Can the employer monitor, access, review the employee’s electronic communications?
In general, employers have to make sure that no 24/7 monitoring will occur. Monitoring of the employees requires an overall balance of interest between the privacy rights of the employee and the business needs of the employer. If the employer has prohibited the private use, the content of an employee’s electronic communications can be subject to monitoring activities by the employer, unless such communications are obviously private. If the private use is allowed or tolerated, the employer may be qualified as a provider of telecommunication systems, such being subject to stricter laws, including criminal prosecution for accessing or ordering third parties to access employees’ communications beyond what is necessary for security reasons. As long as this question has not been answered by a German court, we recommend not to monitor the use of employee’s electronic communications.
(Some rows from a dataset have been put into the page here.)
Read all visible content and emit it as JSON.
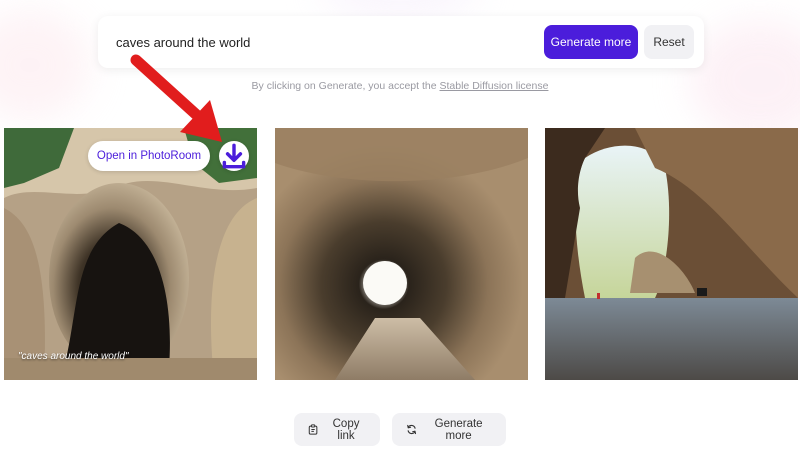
{
  "search": {
    "query": "caves around the world",
    "generate_label": "Generate more",
    "reset_label": "Reset"
  },
  "license": {
    "prefix": "By clicking on Generate, you accept the ",
    "link": "Stable Diffusion license"
  },
  "gallery": {
    "images": [
      {
        "open_label": "Open in PhotoRoom",
        "download_icon": "download-icon",
        "caption": "\"caves around the world\""
      },
      {},
      {}
    ]
  },
  "actions": {
    "copy_label": "Copy link",
    "copy_icon": "clipboard-icon",
    "more_label": "Generate more",
    "more_icon": "refresh-icon"
  },
  "colors": {
    "accent": "#4b1ddb",
    "arrow": "#e11d1d"
  }
}
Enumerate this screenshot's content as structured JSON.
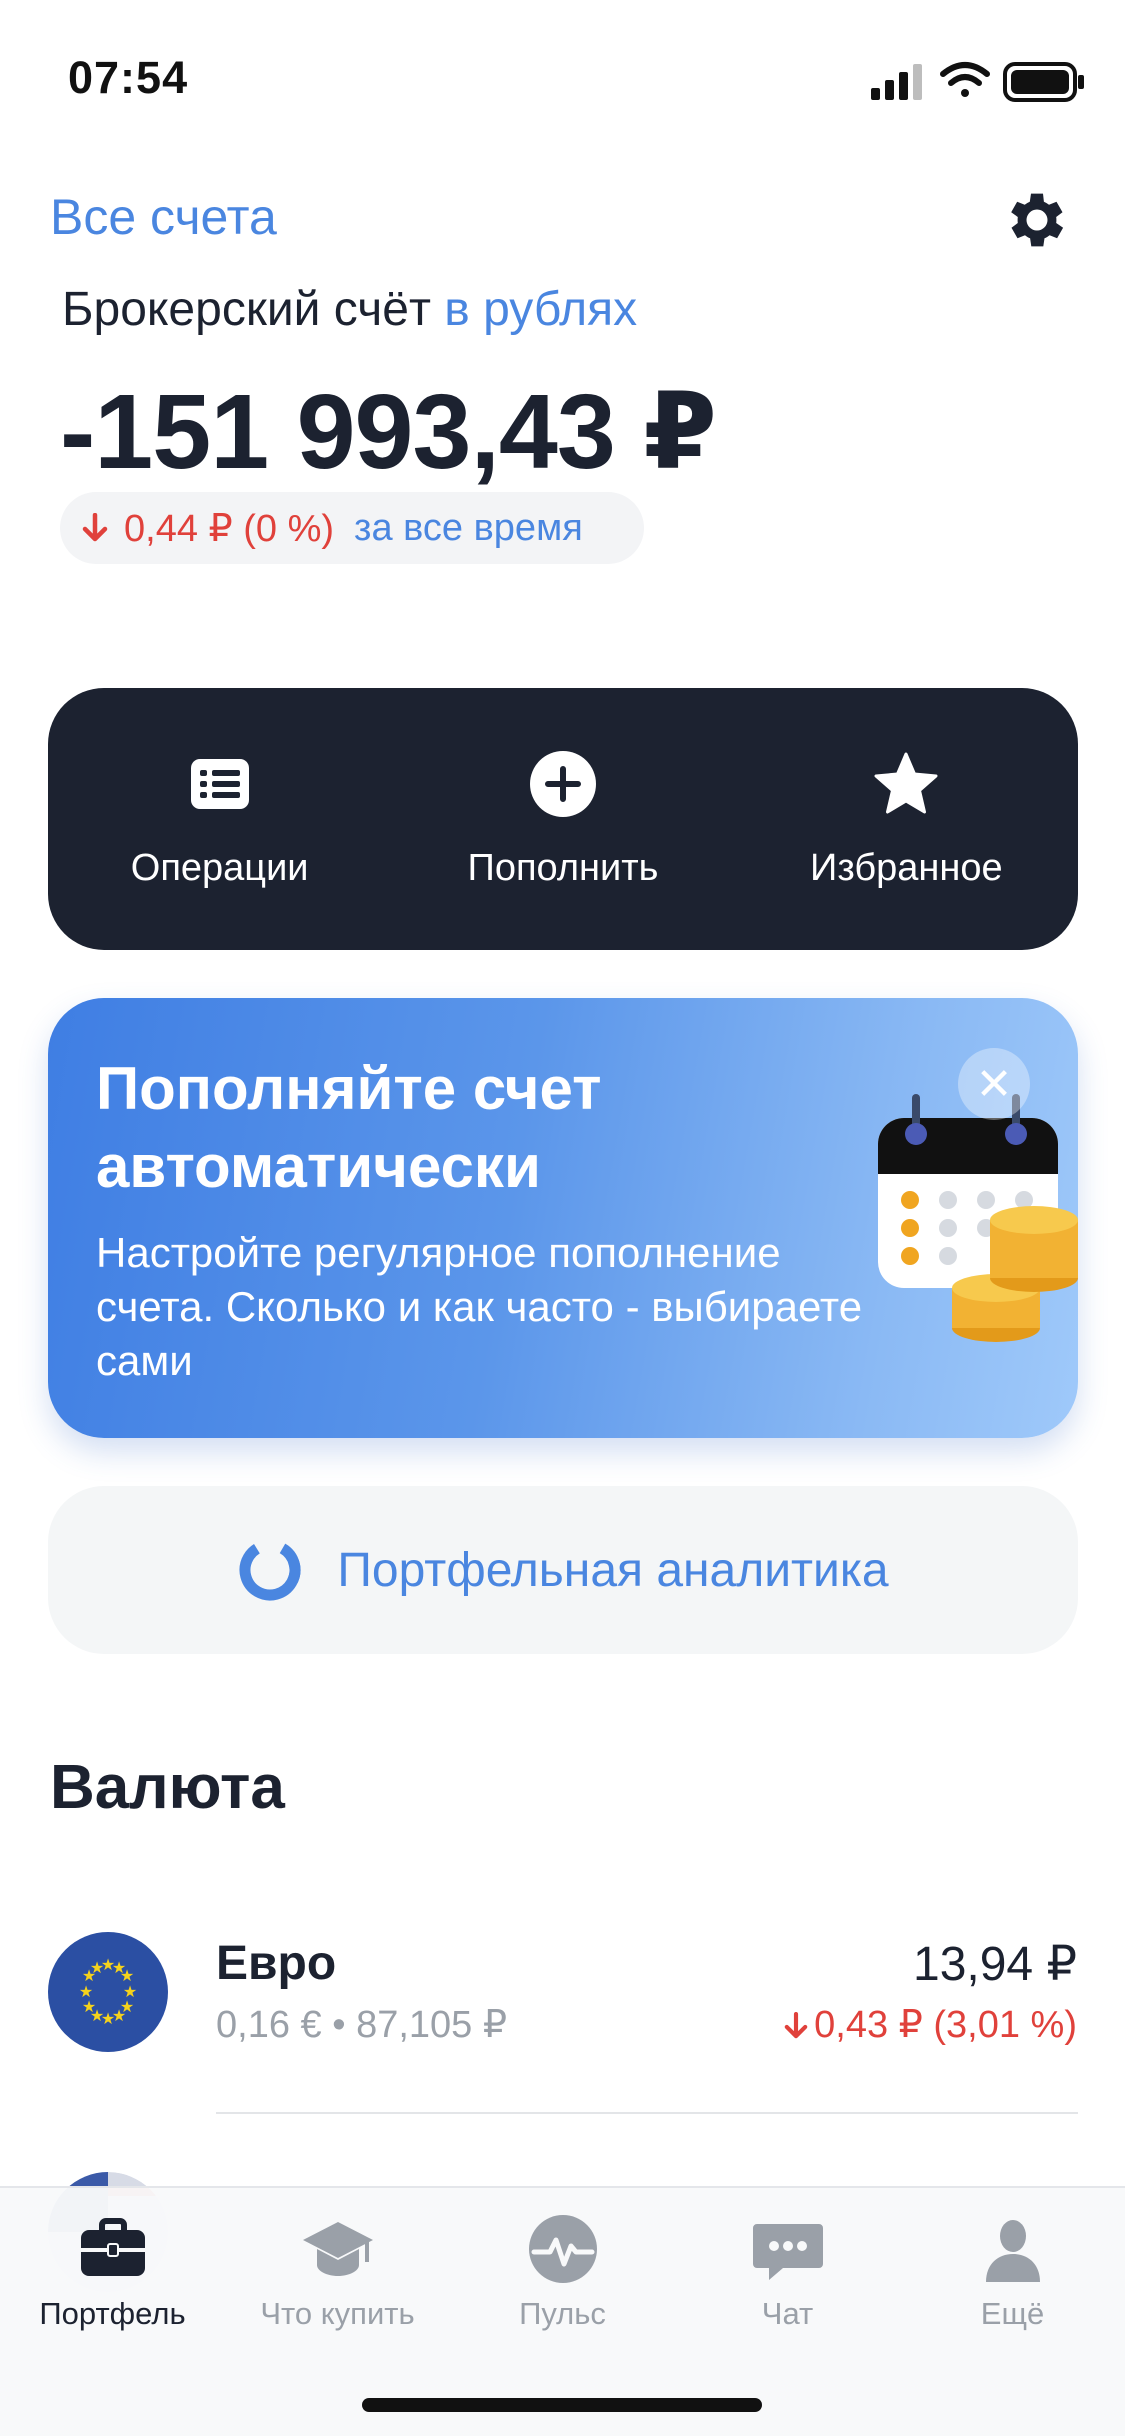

To be able to control the usage, the private use of Internet and e-mail should be made subject to the consent of the employee. The key principle already applying under the new GDPR/BDSG: processing of personal data is prohibited unless expressly permitted by law, a works agreement or a collective bargaining agreement. Furthermore, it is still possible for an employee to give his/her consent to the specific data processing.
In particular, the consent has to be separate from other terms, and the employer has to inform the employee about the purpose of the data processing, as well as the right to revoke the consent with future effect, and must be done in text (written) form.
Employee’s Use of Social Media to Disparage the Employer or Divulge Confidential Information
The employee is not entitled to disparage the employer towards any third person or in social media. Furthermore, the employee is obliged to settle any disputes, with the employer internally, before leaking out internal information, especially to media.